Święta, choinka, prezenty… Jako dziecko czekałam na nie z utęsknieniem. Miały w sobie coś wyjątkowego i magicznego. Miały coś, czego jako dorosła osoba nie potrafię już odnaleźć. Staram się przynajmniej moim dzieciom zapewnić tę magię, by kiedyś miały co wspominać…
A ja w tym roku znów spróbuję odnaleźć w sobie to dziecko, którym byłam. Wcale nie tak łatwo sprostać byciu dorosłym.
Pozostając przy temacie mięs nie można nie wspomnieć o pięknej, błyszczącej szynce, która musi stać się przebojem na świątecznym stole. Wbrew pozorom, przygotowanie jej nie jest takie skomplikowane, na jakie wygląda.
Ilość porcji: 8
Czas przygotowania: 15h
Składniki:
- 1-1,2kg szynki wieprzowej
- 500g pomarańczy
- 100g cytryny
- 100ml białego wina
- 120g miodu
- 9g przyprawy do piernika
- 15g soli
- 60ml oleju z pierwszego tłoczenia Kujawski
- 10g goździków
Przygotowanie:
- Pomarańcze dokładnie wyszorowałam. Starłam skórkę z jednej, sok wycisnęłam ze wszystkich owoców.

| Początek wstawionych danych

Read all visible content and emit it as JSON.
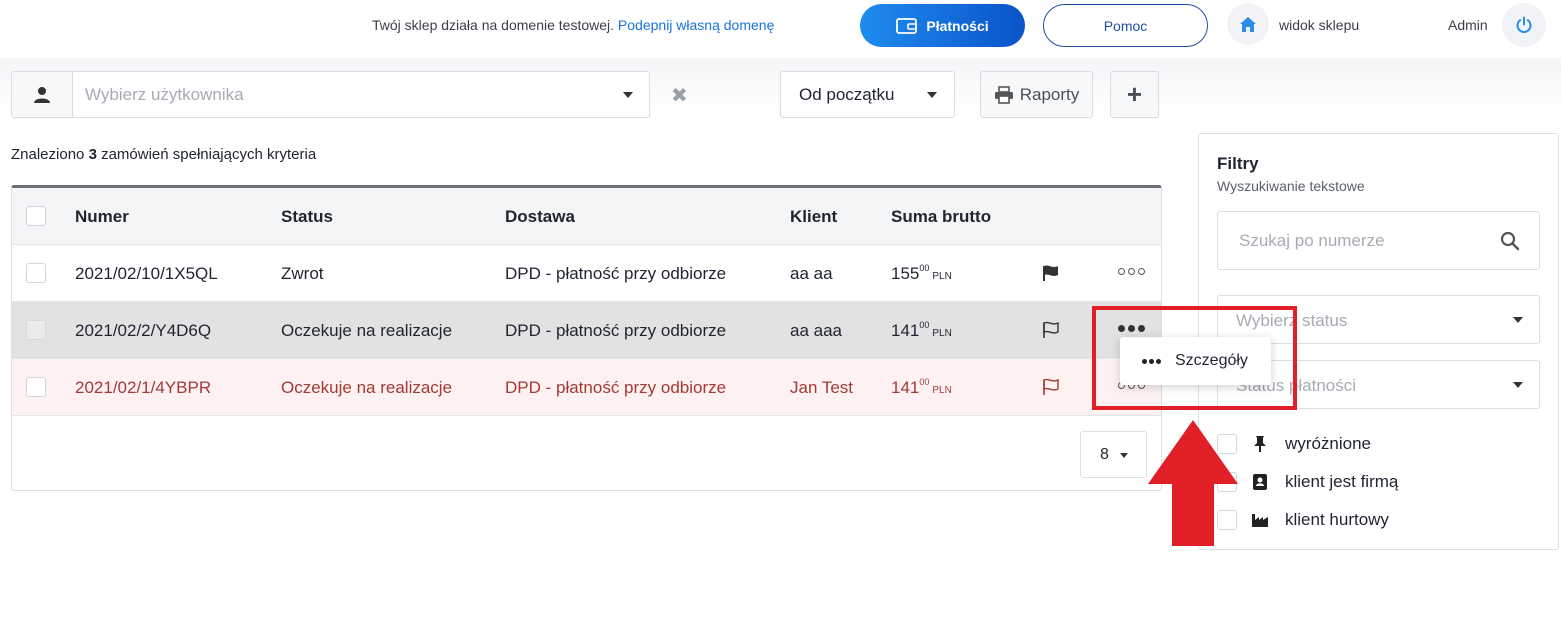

- W garnku zagotowałam soki z połową miodu, winem, przyprawami i kilkoma goździkami. Gotowałam 5 minut i odstawiłam do wystudzenia.
- Mięso zalałam chłodną marynatą. Zalewając gorącą mięso ścięłoby się, a tego nie chciałam. Wystającą część posmarowałam łyżką oleju, przykryłam i wstawiłam do lodówki na 12 godzin. W tym czasie 3 razy odwracałam mięso, za każdym razem polewając łyżką oleju.
- Ostrym nożem nacięłam na zamarynowanym mięsie kratkę. Przełożyłam do naczynia, polałam 1/3 marynaty. Piekłam pod przykryciem przez 30 minut w temperaturze 200°C.
- Następnie zmniejszyłam temperaturę do 180°C, odkryłam mięso, polałam powstałym podczas pieczenia sosem i piekłam kolejne 30 minut.
- Pozostałą marynatę zagotowałam, dodałam resztę miodu i zredukowałam do konsystencji dość gęstego syropu.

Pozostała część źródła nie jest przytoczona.